When Iggy Azalea sings about trashing the hotel, she is being “fancy.” When a kid from Sandtown, Baltimore, trashes a liquor store, he is being a thug. When young people from the University of Maryland burn cars after their team wins, they are getting a bit rowdy. When young people from Sandtown burn a car, they are thugs.
I justify none of these things: neither celebrity, celebration, nor rage is a good reason to burn someone else's property. Years of abuse don't make it okay to loot a store, any more than years of rising up the ranks in Wall Street make it okay to loot the economy.
I have too much respect for the potential of the young people stuck in Sandtown to suggest that their only recourse is to steal and destroy, though I recognize that when we're enraged past our breaking point, our first reaction is generally irrational.

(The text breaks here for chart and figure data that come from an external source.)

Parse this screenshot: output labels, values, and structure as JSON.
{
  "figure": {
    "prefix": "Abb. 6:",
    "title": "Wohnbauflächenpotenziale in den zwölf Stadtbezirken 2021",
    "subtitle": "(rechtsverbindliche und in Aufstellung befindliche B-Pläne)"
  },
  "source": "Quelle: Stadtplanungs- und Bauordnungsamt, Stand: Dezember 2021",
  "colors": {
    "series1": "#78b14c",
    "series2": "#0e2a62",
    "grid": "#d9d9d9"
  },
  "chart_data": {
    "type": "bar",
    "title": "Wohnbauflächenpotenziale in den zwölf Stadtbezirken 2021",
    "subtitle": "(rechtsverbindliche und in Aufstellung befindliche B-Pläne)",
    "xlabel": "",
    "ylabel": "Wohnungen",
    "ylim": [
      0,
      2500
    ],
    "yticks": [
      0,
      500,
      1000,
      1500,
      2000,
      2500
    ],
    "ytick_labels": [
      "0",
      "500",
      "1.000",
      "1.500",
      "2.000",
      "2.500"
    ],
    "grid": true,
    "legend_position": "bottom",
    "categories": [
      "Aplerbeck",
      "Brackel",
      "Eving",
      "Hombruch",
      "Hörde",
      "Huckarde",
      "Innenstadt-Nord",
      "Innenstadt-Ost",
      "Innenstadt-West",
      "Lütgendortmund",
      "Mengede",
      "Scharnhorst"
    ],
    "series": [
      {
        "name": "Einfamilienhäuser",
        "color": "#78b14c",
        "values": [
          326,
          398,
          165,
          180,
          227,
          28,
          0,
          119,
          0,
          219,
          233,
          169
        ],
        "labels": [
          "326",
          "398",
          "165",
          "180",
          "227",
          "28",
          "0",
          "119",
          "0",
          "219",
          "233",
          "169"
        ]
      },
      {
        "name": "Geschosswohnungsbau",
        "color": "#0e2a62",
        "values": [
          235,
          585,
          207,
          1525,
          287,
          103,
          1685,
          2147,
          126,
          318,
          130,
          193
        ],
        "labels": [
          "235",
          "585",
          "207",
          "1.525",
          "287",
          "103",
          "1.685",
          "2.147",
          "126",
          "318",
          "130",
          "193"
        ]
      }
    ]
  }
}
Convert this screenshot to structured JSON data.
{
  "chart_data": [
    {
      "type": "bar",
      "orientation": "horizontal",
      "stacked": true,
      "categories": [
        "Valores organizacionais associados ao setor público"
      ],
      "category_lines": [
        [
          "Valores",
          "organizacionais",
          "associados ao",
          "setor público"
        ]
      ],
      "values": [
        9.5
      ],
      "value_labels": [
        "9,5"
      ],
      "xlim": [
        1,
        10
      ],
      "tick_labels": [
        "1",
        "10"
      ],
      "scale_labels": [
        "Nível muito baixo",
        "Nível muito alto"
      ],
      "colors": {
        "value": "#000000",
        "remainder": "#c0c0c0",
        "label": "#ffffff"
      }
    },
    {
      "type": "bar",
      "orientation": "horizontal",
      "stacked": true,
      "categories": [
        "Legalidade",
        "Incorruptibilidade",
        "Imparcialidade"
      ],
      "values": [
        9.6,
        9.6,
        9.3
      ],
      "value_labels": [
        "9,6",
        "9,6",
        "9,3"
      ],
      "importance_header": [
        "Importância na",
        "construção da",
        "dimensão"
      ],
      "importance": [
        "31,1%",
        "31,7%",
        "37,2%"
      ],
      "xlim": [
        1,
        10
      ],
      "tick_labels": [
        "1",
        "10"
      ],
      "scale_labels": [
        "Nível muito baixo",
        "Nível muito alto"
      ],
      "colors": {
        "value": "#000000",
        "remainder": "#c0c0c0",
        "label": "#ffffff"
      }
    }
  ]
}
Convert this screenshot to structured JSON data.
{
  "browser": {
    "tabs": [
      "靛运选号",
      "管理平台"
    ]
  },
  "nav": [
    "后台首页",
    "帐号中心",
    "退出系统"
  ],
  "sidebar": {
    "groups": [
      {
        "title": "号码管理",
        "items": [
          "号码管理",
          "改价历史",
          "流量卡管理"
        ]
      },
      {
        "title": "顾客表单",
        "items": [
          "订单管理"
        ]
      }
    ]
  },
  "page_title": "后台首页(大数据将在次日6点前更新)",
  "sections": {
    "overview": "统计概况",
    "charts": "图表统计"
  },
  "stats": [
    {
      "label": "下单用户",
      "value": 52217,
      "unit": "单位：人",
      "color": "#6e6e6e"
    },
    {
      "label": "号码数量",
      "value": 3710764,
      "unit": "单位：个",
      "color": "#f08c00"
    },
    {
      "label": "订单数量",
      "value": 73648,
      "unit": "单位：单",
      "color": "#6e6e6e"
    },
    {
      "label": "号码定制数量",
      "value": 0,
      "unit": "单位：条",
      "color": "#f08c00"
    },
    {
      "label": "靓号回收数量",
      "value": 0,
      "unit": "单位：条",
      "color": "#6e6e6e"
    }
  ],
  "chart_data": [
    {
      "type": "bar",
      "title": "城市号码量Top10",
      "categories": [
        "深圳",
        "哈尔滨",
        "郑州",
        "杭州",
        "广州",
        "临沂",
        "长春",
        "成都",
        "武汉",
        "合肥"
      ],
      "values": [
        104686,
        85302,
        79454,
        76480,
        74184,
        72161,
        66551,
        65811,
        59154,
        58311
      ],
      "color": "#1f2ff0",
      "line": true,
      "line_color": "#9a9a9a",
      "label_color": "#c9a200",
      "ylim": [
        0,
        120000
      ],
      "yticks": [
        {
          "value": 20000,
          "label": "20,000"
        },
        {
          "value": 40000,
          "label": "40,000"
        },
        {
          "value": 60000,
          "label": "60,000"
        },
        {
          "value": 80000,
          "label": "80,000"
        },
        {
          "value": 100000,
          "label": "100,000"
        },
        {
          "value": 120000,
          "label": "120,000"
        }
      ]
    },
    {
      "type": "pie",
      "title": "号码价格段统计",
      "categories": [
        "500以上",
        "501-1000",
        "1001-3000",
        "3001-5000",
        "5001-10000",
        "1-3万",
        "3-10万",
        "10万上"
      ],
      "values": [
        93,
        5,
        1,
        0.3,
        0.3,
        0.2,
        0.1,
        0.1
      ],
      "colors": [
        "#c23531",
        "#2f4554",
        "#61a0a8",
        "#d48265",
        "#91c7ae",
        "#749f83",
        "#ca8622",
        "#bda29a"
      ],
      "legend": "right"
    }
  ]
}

I said that music won't solve every problem. I'll say something similar here — it will take more than smiles and hugs to make Sandtown-Winchester a neighborhood that inspires hope, rather than despair. Filing charges against the six officers who arrested Freddie Gray for no particular reason is a start. But I hope that all of the media attention will result in concrete changes in the Sandtown-Winchesters that exist all over the country. A 16 year-old male resident of the area told Congressman Elijah Cummings that he felt he was “in a casket and can't get out.” Is this okay?
Lonnae O'Neal's excellent article on Sandtown suggests that this nation might be embarking on an “Urban Spring.” I hope so, but I also hope not, because we know how the Arab Spring turned out. I have no easy answers. As Jim Wallis says in his book, On God's Side, it will require a two-pronged approach: Personal responsibility for those who are currently trapped, and community responsibility so that at least the casket will be ajar.